Oxygen is a side benefit, which may help humans create a 21% oxygen environment that mimics the Earth on Mars.

"IIn summary, the silicon nanowires in this system are similar to antennas in nature-they capture solar photons like solar panels. These silicon nanowires then generate electrons and provide them to the attached microorganisms. Finally, the microorganisms absorb carbon dioxide, Carry out a chemical reaction and produce acetate. "Yang Peidong said.

Scientific research focuses on "original", the results come from accumulation

"Artificial photosynthesis system" has been developed to this day, and has achieved such remarkable results, thanks to Yang Peidong's accumulation of knowledge in many fields for many years, and his "original" design thinking.

As a pioneer in the field of nanowires, Yang Peidong worked with his mentor Charles Lieber, an academician of the US Three Academy of Sciences and a nanoscience scientist at Harvard University, when he was studying about Semiconductor nanowires for  a doctorate at Harvard University 25 years ago . This is a very thin silicon wire with a diameter of only one percent of human hair. It can be used to convert thermal energy, light energy into electrical energy, or It is widely used as an electronic component in sensors and solar cells and has great potential.

In 2001, semiconductor nanowire electronic devices were selected as the top ten breakthroughs by Science magazine. In addition, the technology was also rated as one of the "Top Ten Breakthrough Technologies Affecting the Future" by the MIT Technology Review in 2004. In 2006, "Nature" magazine listed semiconductor nanowire research as one of the top ten research hotspots in physics.

After developing the nanowires, Yang Peidong came to the University of California, Berkeley, and began to conduct research on the photonics of nanowires and solar cells related to nanowires. With the development of fields such as genetic engineering, biosensors, and biofuel cells, hybrid functional materials that combine biological and non-biological materials have received extensive attention. Subsequently, the scientific research community turned its attention to the use of microorganisms to achieve efficient reduction of carbon dioxide in the aqueous phase.

Around 2010, Yang Peidong began the research on "artificial photosynthesis" based on the interface between microorganisms and non-biological materials. Due to his pioneering advantages in semiconductor nanowires, coupled with his continuous learning and in-depth investment in the fields of chemistry and microbiology, Yang Peidong's laboratory has always been in a leading position in the field of artificial photosynthesis.

"This is a relatively 'niche' field." Yang Peidong said, "Because it requires a relatively large subject span and high requirements for scientific research conditions and technology accumulation.
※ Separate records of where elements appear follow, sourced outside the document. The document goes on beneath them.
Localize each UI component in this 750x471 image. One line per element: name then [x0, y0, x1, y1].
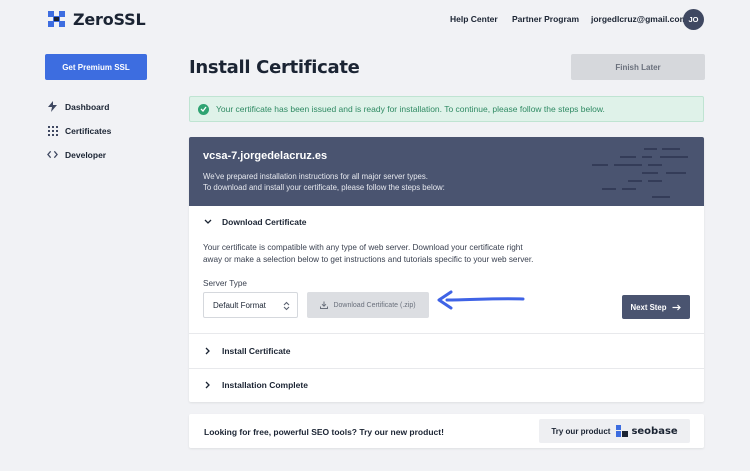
chevron-right-icon — [204, 347, 212, 355]
download-icon — [320, 301, 329, 309]
promo-button-label: Try our product — [551, 426, 611, 436]
section-title: Install Certificate — [222, 346, 291, 356]
next-step-label: Next Step — [630, 302, 667, 312]
partner-program-link[interactable]: Partner Program — [512, 14, 579, 24]
download-certificate-button[interactable]: Download Certificate (.zip) — [307, 292, 429, 318]
seobase-logo: seobase — [616, 425, 678, 437]
next-step-button[interactable]: Next Step — [622, 295, 690, 319]
server-type-label: Server Type — [203, 279, 247, 288]
section-title: Installation Complete — [222, 380, 308, 390]
logo-text: ZeroSSL — [73, 9, 146, 29]
promo-text: Looking for free, powerful SEO tools? Tr… — [204, 427, 444, 437]
server-type-select[interactable]: Default Format — [203, 292, 298, 318]
avatar[interactable]: JO — [683, 9, 704, 30]
help-center-link[interactable]: Help Center — [450, 14, 498, 24]
code-icon — [47, 149, 58, 160]
download-button-label: Download Certificate (.zip) — [333, 301, 416, 309]
check-circle-icon — [198, 103, 209, 115]
sidebar-item-certificates[interactable]: Certificates — [47, 125, 111, 136]
pointer-arrow-icon — [437, 290, 525, 310]
account-email[interactable]: jorgedlcruz@gmail.com — [591, 14, 687, 24]
zerossl-logo-icon — [48, 11, 65, 27]
compatibility-description: Your certificate is compatible with any … — [203, 242, 573, 266]
description-line: away or make a selection below to get in… — [203, 255, 534, 264]
seobase-promo-banner: Looking for free, powerful SEO tools? Tr… — [189, 414, 704, 448]
try-our-product-button[interactable]: Try our product seobase — [539, 419, 690, 443]
seobase-brand-text: seobase — [631, 425, 678, 437]
sidebar-item-label: Certificates — [65, 125, 112, 136]
section-download-certificate[interactable]: Download Certificate — [189, 217, 704, 227]
top-header: ZeroSSL Help Center Partner Program jorg… — [0, 0, 750, 38]
page-title: Install Certificate — [189, 57, 360, 78]
get-premium-ssl-button[interactable]: Get Premium SSL — [45, 54, 147, 80]
seobase-logo-icon — [616, 425, 629, 437]
description-line: Your certificate is compatible with any … — [203, 243, 523, 252]
code-lines-decoration-icon — [592, 148, 688, 198]
section-title: Download Certificate — [222, 217, 307, 227]
grid-icon — [47, 125, 58, 136]
bolt-icon — [47, 101, 58, 112]
chevron-right-icon — [204, 381, 212, 389]
certificate-card: vcsa-7.jorgedelacruz.es We've prepared i… — [189, 137, 704, 402]
section-installation-complete[interactable]: Installation Complete — [189, 380, 704, 390]
sidebar-item-developer[interactable]: Developer — [47, 149, 106, 160]
sidebar-item-dashboard[interactable]: Dashboard — [47, 101, 109, 112]
section-divider — [189, 333, 704, 334]
section-install-certificate[interactable]: Install Certificate — [189, 346, 704, 356]
server-type-value: Default Format — [213, 300, 266, 310]
zerossl-logo[interactable]: ZeroSSL — [45, 9, 146, 29]
section-divider — [189, 368, 704, 369]
arrow-right-icon — [672, 304, 682, 310]
finish-later-button[interactable]: Finish Later — [571, 54, 705, 80]
chevron-down-icon — [204, 218, 212, 226]
updown-chevron-icon — [283, 301, 290, 311]
card-header: vcsa-7.jorgedelacruz.es We've prepared i… — [189, 137, 704, 206]
alert-text: Your certificate has been issued and is … — [216, 104, 605, 114]
sidebar-item-label: Developer — [65, 149, 107, 160]
success-alert: Your certificate has been issued and is … — [189, 96, 704, 122]
sidebar-item-label: Dashboard — [65, 101, 110, 112]
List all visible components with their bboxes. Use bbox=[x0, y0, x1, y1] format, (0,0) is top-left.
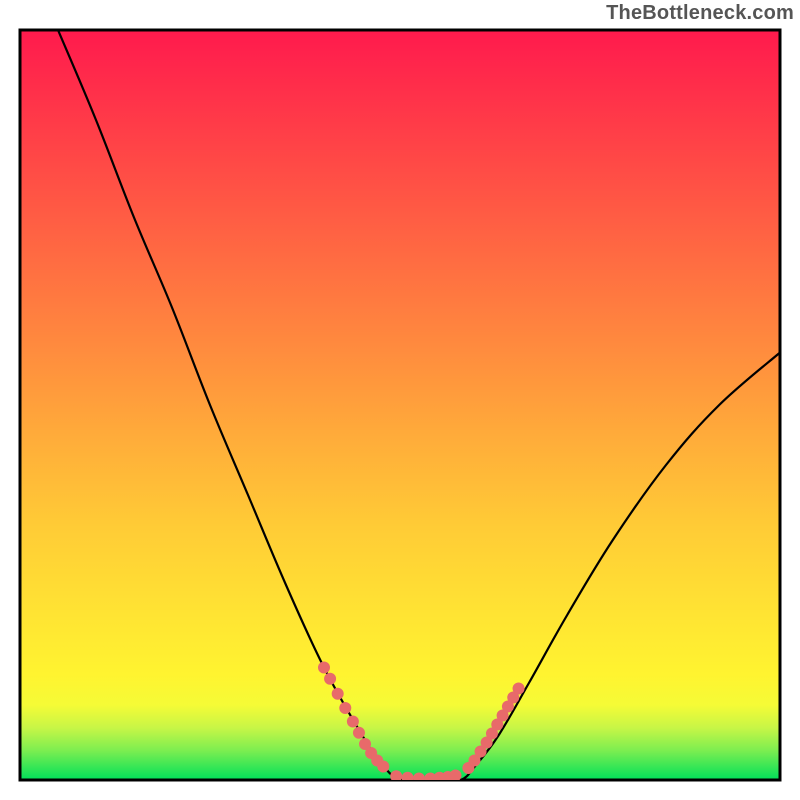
marker-dot bbox=[347, 716, 359, 728]
watermark-text: TheBottleneck.com bbox=[606, 2, 794, 25]
marker-dot bbox=[402, 772, 414, 784]
plot-area bbox=[20, 30, 780, 785]
marker-dot bbox=[353, 727, 365, 739]
marker-dot bbox=[339, 702, 351, 714]
marker-dot bbox=[324, 673, 336, 685]
gradient-background bbox=[20, 30, 780, 780]
chart-container: TheBottleneck.com bbox=[0, 0, 800, 800]
marker-dot bbox=[513, 683, 525, 695]
marker-dot bbox=[377, 761, 389, 773]
bottleneck-chart bbox=[0, 0, 800, 800]
marker-dot bbox=[413, 773, 425, 785]
marker-dot bbox=[449, 770, 461, 782]
marker-dot bbox=[332, 688, 344, 700]
marker-dot bbox=[318, 662, 330, 674]
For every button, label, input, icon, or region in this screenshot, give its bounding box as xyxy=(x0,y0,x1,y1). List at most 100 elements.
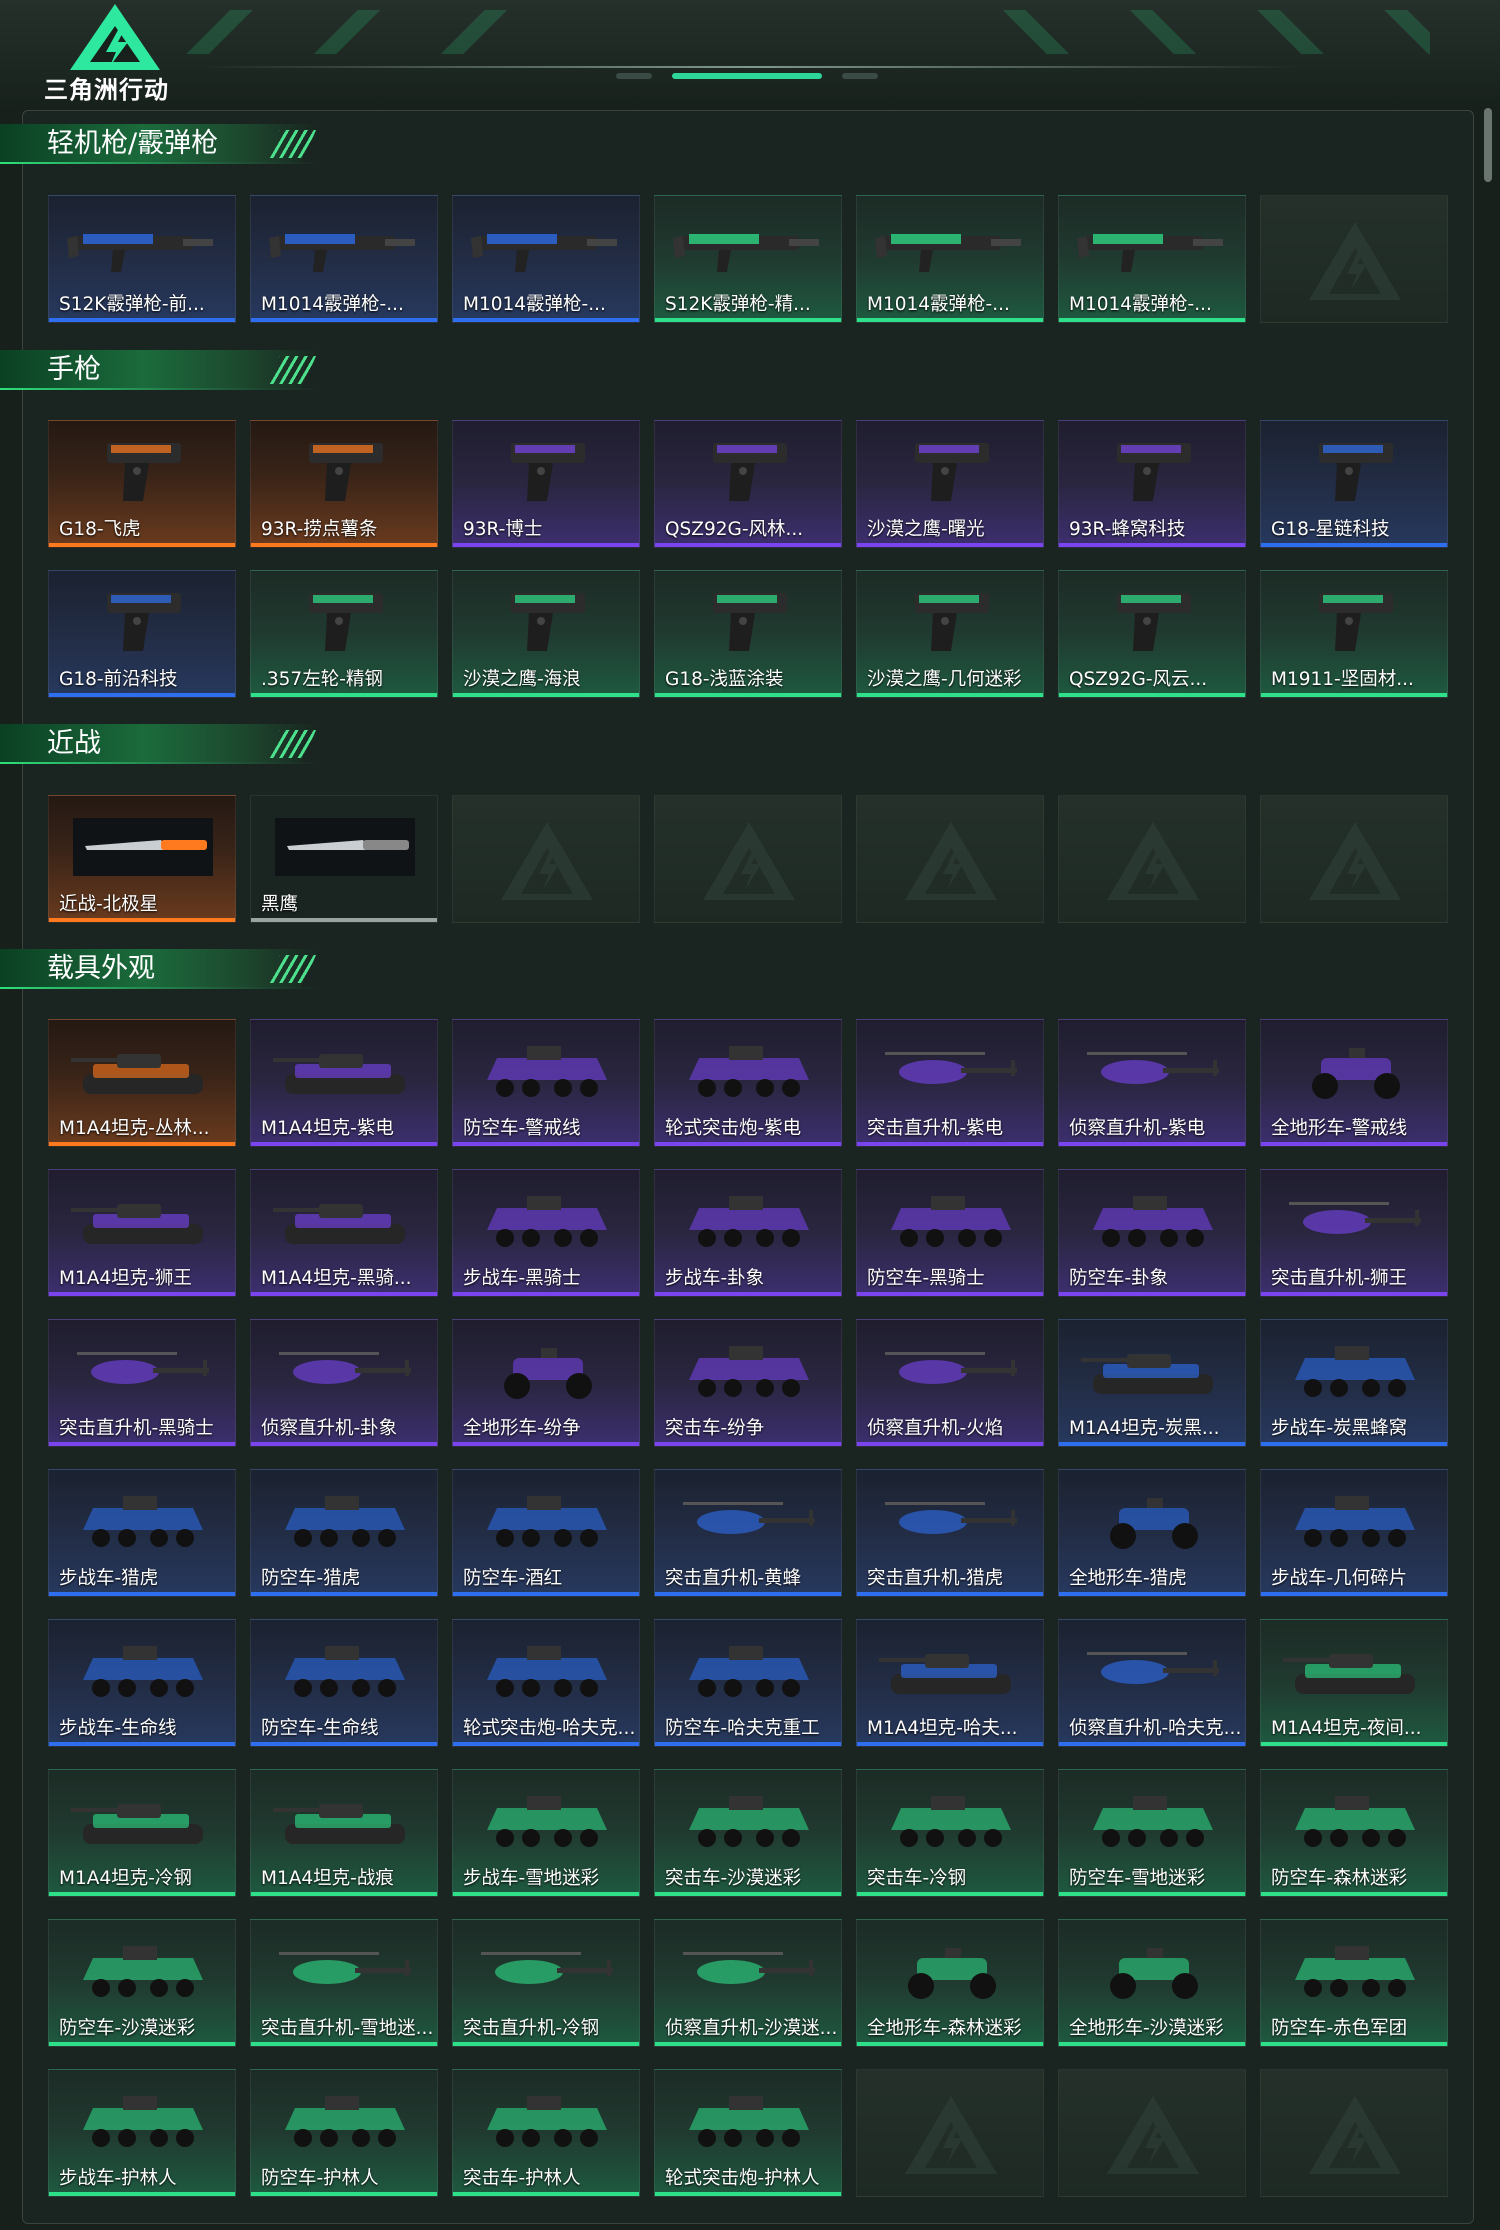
item-card[interactable]: M1A4坦克-丛林... xyxy=(48,1019,236,1147)
item-card[interactable]: M1A4坦克-紫电 xyxy=(250,1019,438,1147)
item-card[interactable]: 步战车-雪地迷彩 xyxy=(452,1769,640,1897)
item-card[interactable]: 突击直升机-猎虎 xyxy=(856,1469,1044,1597)
item-card[interactable]: 步战车-黑骑士 xyxy=(452,1169,640,1297)
item-card[interactable]: 轮式突击炮-紫电 xyxy=(654,1019,842,1147)
item-card[interactable]: M1A4坦克-夜间... xyxy=(1260,1619,1448,1747)
item-card[interactable]: 步战车-卦象 xyxy=(654,1169,842,1297)
item-card[interactable]: M1911-坚固材... xyxy=(1260,570,1448,698)
rarity-bar xyxy=(251,918,437,922)
item-card[interactable]: 防空车-雪地迷彩 xyxy=(1058,1769,1246,1897)
item-card[interactable]: 侦察直升机-火焰 xyxy=(856,1319,1044,1447)
pistol-icon xyxy=(511,443,585,501)
empty-slot[interactable] xyxy=(1260,195,1448,323)
item-card[interactable]: 侦察直升机-沙漠迷... xyxy=(654,1919,842,2047)
item-card[interactable]: 步战车-几何碎片 xyxy=(1260,1469,1448,1597)
item-card[interactable]: 全地形车-猎虎 xyxy=(1058,1469,1246,1597)
item-card[interactable]: 93R-捞点薯条 xyxy=(250,420,438,548)
empty-slot[interactable] xyxy=(1260,795,1448,923)
empty-slot[interactable] xyxy=(452,795,640,923)
item-card[interactable]: G18-浅蓝涂装 xyxy=(654,570,842,698)
item-card[interactable]: QSZ92G-风林... xyxy=(654,420,842,548)
item-card[interactable]: 防空车-生命线 xyxy=(250,1619,438,1747)
item-card[interactable]: 侦察直升机-卦象 xyxy=(250,1319,438,1447)
tank-icon xyxy=(273,1204,405,1244)
item-card[interactable]: 全地形车-警戒线 xyxy=(1260,1019,1448,1147)
rarity-bar xyxy=(49,2192,235,2196)
item-card[interactable]: 突击车-冷钢 xyxy=(856,1769,1044,1897)
item-card[interactable]: G18-前沿科技 xyxy=(48,570,236,698)
item-name: 步战车-炭黑蜂窝 xyxy=(1271,1418,1408,1439)
empty-slot[interactable] xyxy=(1058,2069,1246,2197)
item-card[interactable]: 93R-蜂窝科技 xyxy=(1058,420,1246,548)
item-card[interactable]: S12K霰弹枪-前... xyxy=(48,195,236,323)
item-card[interactable]: 防空车-警戒线 xyxy=(452,1019,640,1147)
item-card[interactable]: 防空车-护林人 xyxy=(250,2069,438,2197)
item-card[interactable]: 防空车-黑骑士 xyxy=(856,1169,1044,1297)
item-card[interactable]: S12K霰弹枪-精... xyxy=(654,195,842,323)
item-name: QSZ92G-风林... xyxy=(665,519,804,540)
item-card[interactable]: 步战车-猎虎 xyxy=(48,1469,236,1597)
item-card[interactable]: 沙漠之鹰-海浪 xyxy=(452,570,640,698)
empty-slot[interactable] xyxy=(856,2069,1044,2197)
item-card[interactable]: 近战-北极星 xyxy=(48,795,236,923)
item-card[interactable]: M1014霰弹枪-... xyxy=(452,195,640,323)
item-card[interactable]: 突击直升机-冷钢 xyxy=(452,1919,640,2047)
item-card[interactable]: M1014霰弹枪-... xyxy=(1058,195,1246,323)
item-card[interactable]: 步战车-生命线 xyxy=(48,1619,236,1747)
item-card[interactable]: 全地形车-森林迷彩 xyxy=(856,1919,1044,2047)
item-card[interactable]: 突击车-纷争 xyxy=(654,1319,842,1447)
item-card[interactable]: .357左轮-精钢 xyxy=(250,570,438,698)
apc-icon xyxy=(1295,1796,1415,1847)
item-card[interactable]: 防空车-沙漠迷彩 xyxy=(48,1919,236,2047)
item-card[interactable]: M1A4坦克-炭黑... xyxy=(1058,1319,1246,1447)
item-card[interactable]: 突击直升机-狮王 xyxy=(1260,1169,1448,1297)
pistol-icon xyxy=(107,443,181,501)
item-name: 突击车-纷争 xyxy=(665,1418,765,1439)
empty-slot[interactable] xyxy=(654,795,842,923)
item-card[interactable]: M1014霰弹枪-... xyxy=(250,195,438,323)
item-card[interactable]: G18-星链科技 xyxy=(1260,420,1448,548)
item-card[interactable]: G18-飞虎 xyxy=(48,420,236,548)
item-card[interactable]: 侦察直升机-哈夫克... xyxy=(1058,1619,1246,1747)
item-card[interactable]: 步战车-护林人 xyxy=(48,2069,236,2197)
item-card[interactable]: 防空车-酒红 xyxy=(452,1469,640,1597)
item-card[interactable]: 突击车-沙漠迷彩 xyxy=(654,1769,842,1897)
empty-slot-logo-icon xyxy=(1309,222,1401,300)
item-card[interactable]: 侦察直升机-紫电 xyxy=(1058,1019,1246,1147)
apc-icon xyxy=(487,1196,607,1247)
item-card[interactable]: 全地形车-沙漠迷彩 xyxy=(1058,1919,1246,2047)
item-card[interactable]: M1A4坦克-狮王 xyxy=(48,1169,236,1297)
item-card[interactable]: M1A4坦克-黑骑... xyxy=(250,1169,438,1297)
item-card[interactable]: 防空车-赤色军团 xyxy=(1260,1919,1448,2047)
item-card[interactable]: 轮式突击炮-护林人 xyxy=(654,2069,842,2197)
item-card[interactable]: M1A4坦克-战痕 xyxy=(250,1769,438,1897)
item-name: M1A4坦克-紫电 xyxy=(261,1118,394,1139)
rarity-bar xyxy=(655,543,841,547)
item-card[interactable]: 步战车-炭黑蜂窝 xyxy=(1260,1319,1448,1447)
item-name: 全地形车-沙漠迷彩 xyxy=(1069,2018,1224,2039)
item-card[interactable]: 突击直升机-紫电 xyxy=(856,1019,1044,1147)
item-card[interactable]: 突击直升机-黄蜂 xyxy=(654,1469,842,1597)
item-card[interactable]: 突击车-护林人 xyxy=(452,2069,640,2197)
item-card[interactable]: 防空车-猎虎 xyxy=(250,1469,438,1597)
item-card[interactable]: M1A4坦克-哈夫... xyxy=(856,1619,1044,1747)
item-card[interactable]: M1014霰弹枪-... xyxy=(856,195,1044,323)
rarity-bar xyxy=(655,2192,841,2196)
item-card[interactable]: 防空车-哈夫克重工 xyxy=(654,1619,842,1747)
empty-slot[interactable] xyxy=(1058,795,1246,923)
item-card[interactable]: M1A4坦克-冷钢 xyxy=(48,1769,236,1897)
empty-slot[interactable] xyxy=(1260,2069,1448,2197)
item-card[interactable]: 黑鹰 xyxy=(250,795,438,923)
item-card[interactable]: 全地形车-纷争 xyxy=(452,1319,640,1447)
item-card[interactable]: 突击直升机-黑骑士 xyxy=(48,1319,236,1447)
item-card[interactable]: 轮式突击炮-哈夫克... xyxy=(452,1619,640,1747)
empty-slot[interactable] xyxy=(856,795,1044,923)
scrollbar[interactable] xyxy=(1484,108,1492,182)
item-card[interactable]: QSZ92G-风云... xyxy=(1058,570,1246,698)
item-card[interactable]: 防空车-卦象 xyxy=(1058,1169,1246,1297)
item-card[interactable]: 沙漠之鹰-几何迷彩 xyxy=(856,570,1044,698)
item-card[interactable]: 沙漠之鹰-曙光 xyxy=(856,420,1044,548)
item-card[interactable]: 突击直升机-雪地迷... xyxy=(250,1919,438,2047)
item-card[interactable]: 防空车-森林迷彩 xyxy=(1260,1769,1448,1897)
item-card[interactable]: 93R-博士 xyxy=(452,420,640,548)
Not many laboratories can do this."

But "niche" does not mean that research in this field is not important enough. In September 2018, NASA released a "CO2 Conversion Challenge" for space: providing a prize of 1 million US dollars, hoping that participants can find a new method of CO2 conversion and convert it into useful compounds such as glucose. NASA will reward 5 teams, and each team will receive US $ 50,000. The results will be announced in April 2019. After that, the selected team will enter the second stage-build a conversion system and display it. The bonus in the second stage is up to 750,000 USD.

As expected, the research team of Yang Peidong's laboratory successfully entered the "Final 5" in the first phase. "We are currently in the second phase of this challenge." However, the NASA challenge is not the same as the artificial photosynthesis system we are talking about.